Oleh: Syamsul Yakin dan Faras Nasywa AmmaraÂ
Dosen UIN Syarif Hidayatullah Jakarta dan Mahasiswi UIN Syarif Hidayatullah JakartaÂ
Pada bagian sebelumnya telah dijelaskan bahwa seorang mukmin yang melewati ujian imannya akan berkembang menjadi seorang muhsin, yang berarti seorang muslim dengan iman yang kuat dan perilaku yang konsisten, baik lahir maupun batin. Proses ini dimulai dengan berislam dan beriman dan diakhiri dengan berihsan, posisi tertinggi. Dalam dialog berikut, Rasulullah menunjukkan penganut Islam secara praktis: Seseorang berkata, "Hai Muhammad, beritahukan padaku tentang Islam." Rasulullah menjawab, "Islam itu engkau lihat bahwa tidak ada sesembahan yang berhak disembah selain Allah dan sesungguhnya Muhammad itu utusan Allah, engkau mendirikan shalat, mengeluarkan zakat, berpuasa di bulan Ramadhan, dan mengerjakan ibadah haji ke Baitullah jika engkau mampu melakukannya."
Setelah orang itu berkata lagi, "Beritahukan aku tentang Iman," Rasulullah menjawab, "Engkau beriman kepada Allah, kepada para Malaikat-Nya, Kitab-kitab-Nya, kepada para rasul-Nya, kepada hari Kiamat, dan kepada takdir yang baik maupun yang buruk." Orang itu kemudian berkata, "Engkau benar." Ini adalah penggalan riwayat yang menjelaskan iman secara praktis. Selain itu, istilah berihsan secara praktis berarti, "Engkau kepada beribadah kepada Allah seolah-olah kamu melihat-Nya. Apabila kamu tidak bisa melihat-Nya, maka yakinlah bahwa Allah melihatmu."

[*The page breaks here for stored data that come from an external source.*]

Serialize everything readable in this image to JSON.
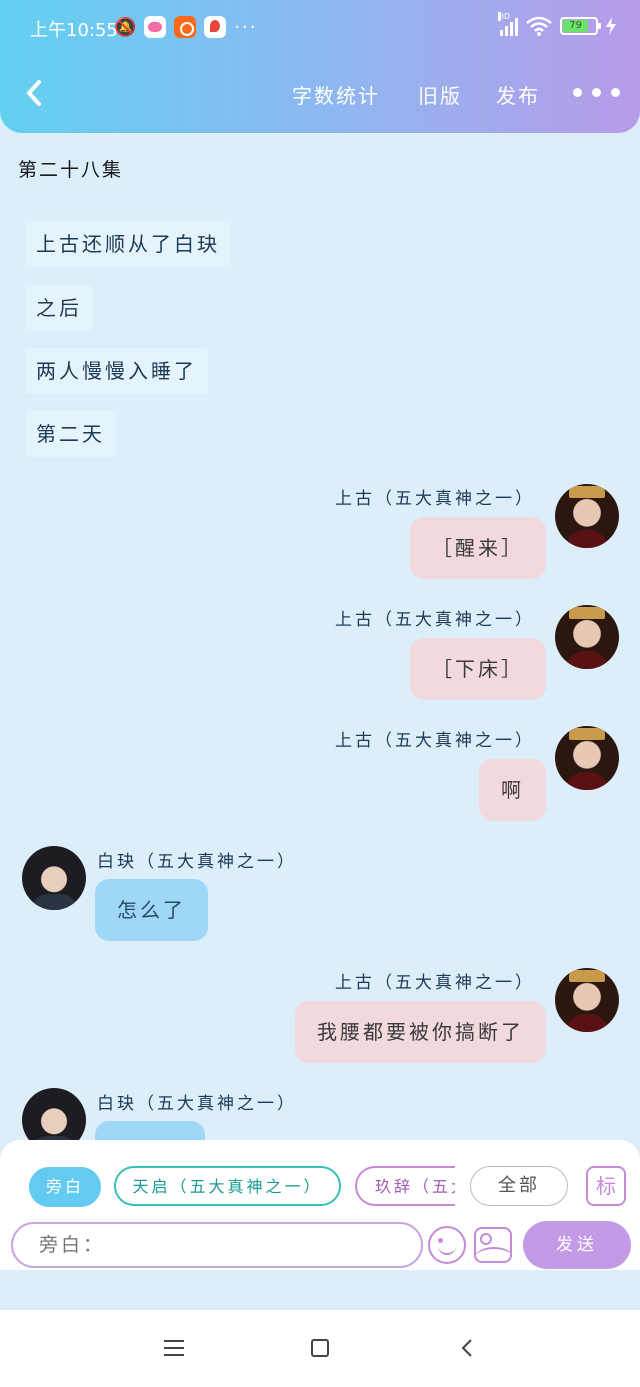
{
  "status_bar": {
    "time": "上午10:55",
    "battery": "79",
    "network": "HD"
  },
  "toolbar": {
    "word_count": "字数统计",
    "old_version": "旧版",
    "publish": "发布"
  },
  "chapter_title": "第二十八集",
  "narration": [
    "上古还顺从了白玦",
    "之后",
    "两人慢慢入睡了",
    "第二天"
  ],
  "messages": [
    {
      "speaker": "上古（五大真神之一）",
      "text": "［醒来］",
      "side": "right"
    },
    {
      "speaker": "上古（五大真神之一）",
      "text": "［下床］",
      "side": "right"
    },
    {
      "speaker": "上古（五大真神之一）",
      "text": "啊",
      "side": "right"
    },
    {
      "speaker": "白玦（五大真神之一）",
      "text": "怎么了",
      "side": "left"
    },
    {
      "speaker": "上古（五大真神之一）",
      "text": "我腰都要被你搞断了",
      "side": "right"
    },
    {
      "speaker": "白玦（五大真神之一）",
      "text": "",
      "side": "left"
    }
  ],
  "role_chips": [
    "旁白",
    "天启（五大真神之一）",
    "玖辞（五大真神之一）",
    "全部"
  ],
  "tag_button": "标",
  "input": {
    "placeholder": "旁白："
  },
  "send_label": "发送",
  "colors": {
    "accent_blue": "#63cbf1",
    "accent_purple": "#c39ae6",
    "bubble_right": "#f1d9de",
    "bubble_left": "#9fd8f6"
  }
}
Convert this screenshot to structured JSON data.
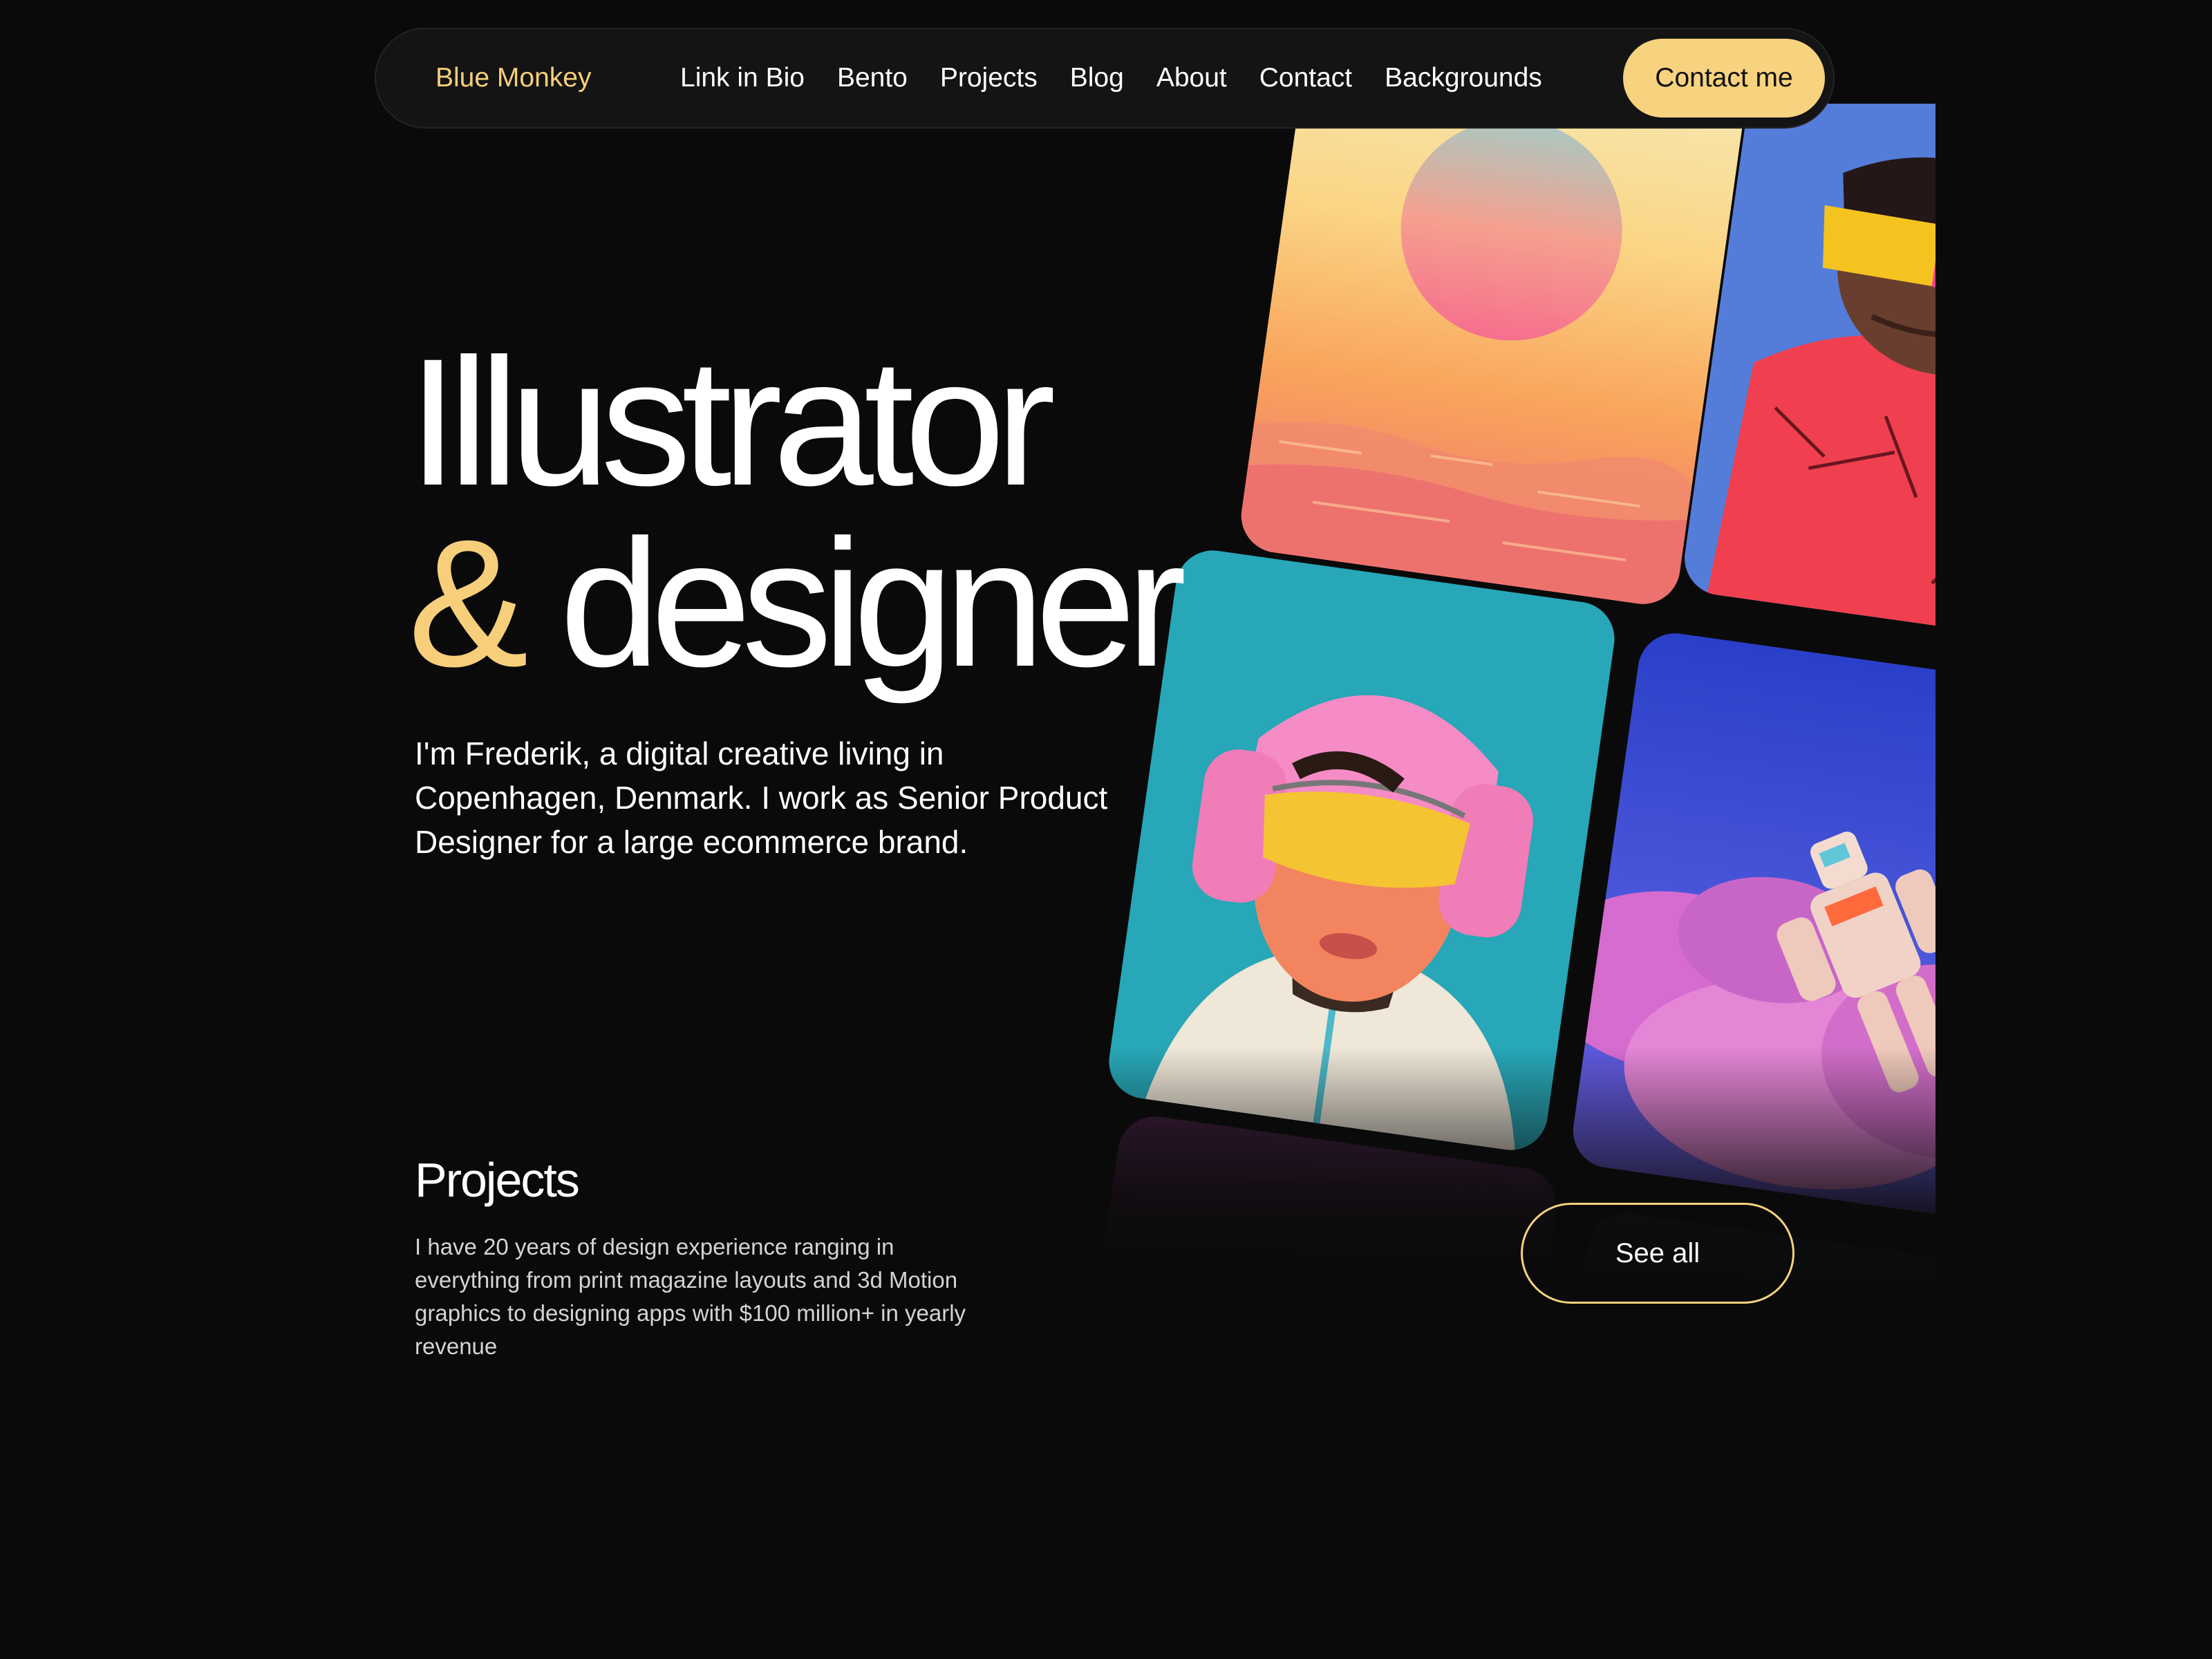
{
  "nav": {
    "brand": "Blue Monkey",
    "links": [
      "Link in Bio",
      "Bento",
      "Projects",
      "Blog",
      "About",
      "Contact",
      "Backgrounds"
    ],
    "cta": "Contact me"
  },
  "hero": {
    "title_line1": "Illustrator",
    "title_amp": "&",
    "title_word2": " designer",
    "description": "I'm Frederik, a digital creative living in Copenhagen, Denmark. I work as Senior Product Designer for a large ecommerce brand."
  },
  "projects": {
    "heading": "Projects",
    "description": "I have 20 years of design experience ranging in everything from print magazine layouts and 3d Motion graphics to designing apps with $100 million+ in yearly revenue",
    "see_all": "See all"
  },
  "gallery": {
    "items": [
      "sunset-illustration",
      "visor-portrait-illustration",
      "headphones-portrait-illustration",
      "floating-robot-illustration"
    ]
  },
  "colors": {
    "background": "#0a0a0a",
    "accent": "#f7cf7a",
    "button": "#f7d27f"
  }
}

Terdapat perbedaan praktis antara berislam, beriman, dan berihsan, menurut uraian di atas. Sementara beriman lebih fokus pada keyakinan hati kepada Allah, berislam menunjukkan iman melalui perbuatan baik seperti ibadah. Berislam dan beriman menyebabkan menjadi ihsan. Sasaran dakwah berkembang dari orang kafir menjadi muslim, menjadi mukmin, dan menjadi muhsin.
"Dan bersegeralah kamu kepada pengampunan dari Tuhanmu dan kepada surga yang luasnya seluas langit dan bumi yang disediakan untuk orang-orang yang bertakwa" (QS. Ali Imran/3: 133), kata Al-Qur'an tentang sifat orang yang bertakwa. "(Yaitu) orang-orang yang menafkahkan (hartanya), baik dalam waktu lapang maupun sempit, dan orang-orang yang menahan amarahnya dan memaafkan (kesalahan) orang. Allah menyukai orang-orang yang berbuat kebajikan," kata ayat ketiga belas dari surah Ali Imran. Oleh karena itu, muttaqin dan muhsinin memiliki korelasi.